Alternative Control of Soil Diseases in Vegetable Production
Development of non-chemical controls for soilborne pathogens are needed in the search for sustainable agricultural practices. Methods for growing a number of fresh market vegetables typically includes the practice of soil fumigation. This practice is required to control a number of soilborne plant diseases.
Recent research suggests that the application of organic wastes may reduce the incidence of several fungal and microbial diseases on vegetable crops. The application of dried or composted organic wastes (cabbage, grass clippings, food waste, etc.) has been suggested as an alternative method for currently used fumigation technology. For example, cabbage leaves have been implicated in the release of toxic chemicals upon decomposition. These compounds are believed to be released for a short time in minute amounts but may be highly effective in reducing soil-borne disease pathogens. If a practical application could be developed to utilize these compounds, producers would have a sustainable on-farm method of disease control.

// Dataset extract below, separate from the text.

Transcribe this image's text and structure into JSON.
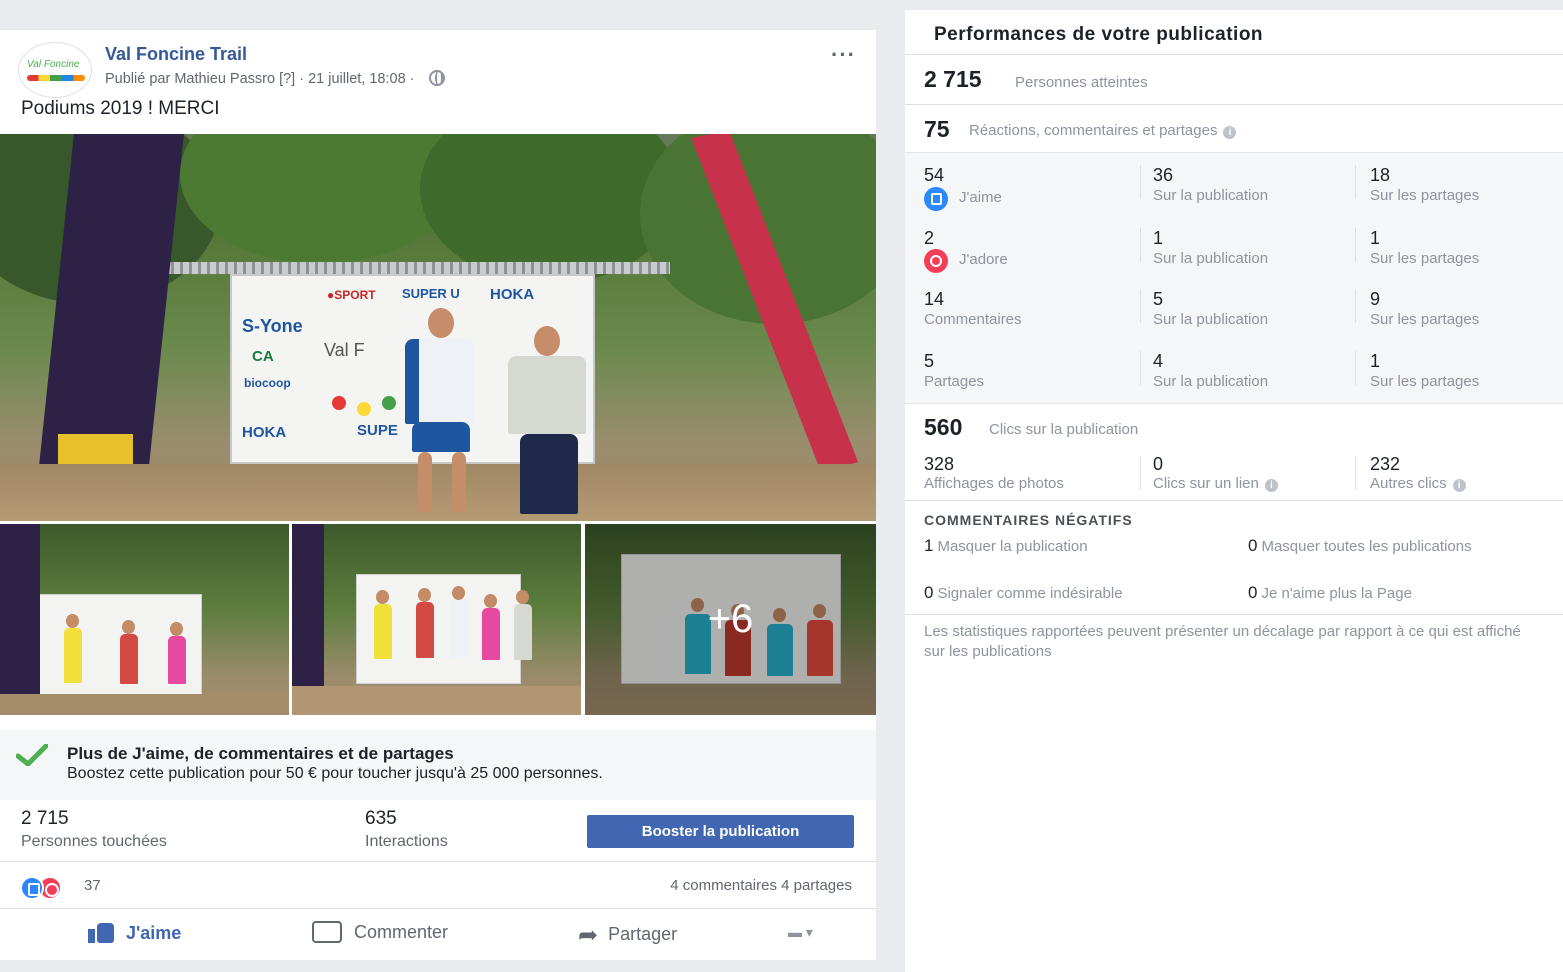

Another promising control measure which does not require chemical fumigation is solarization. Typically, soil is solarized by placing a transparent plastic cover over the crop area during periods of greatest solar radiation. The trapped heat can potentially reach temperatures high enough to kill soil-borne disease agents.
1.) Determine the efficacy of dried cabbage residue and grass clippings as a mulch for the control of soilborne pathogens.
2.) Determine the efficacy of soil solarization for the control of soil-borne pathogens.
Field plots (4 ft. x 150 ft.) will be prepared and dried cabbage residue and grass clippings will be spread over them. Other field plots of the same dimensions will be covered with clear plastic film. Strawberries followed by watermelons will be planted in the plots which will be monitored for pest and insect damage.
Two field days will be held during the course of this study. The first will be in late summer and will focus on the use of solarization and organic amendments to prepare areas for annual strawberry production. The second field day will be held at the time of strawberry harvest. The focus of the second field day will be to discuss the success or failure of solarization and organic amendments in strawberry production.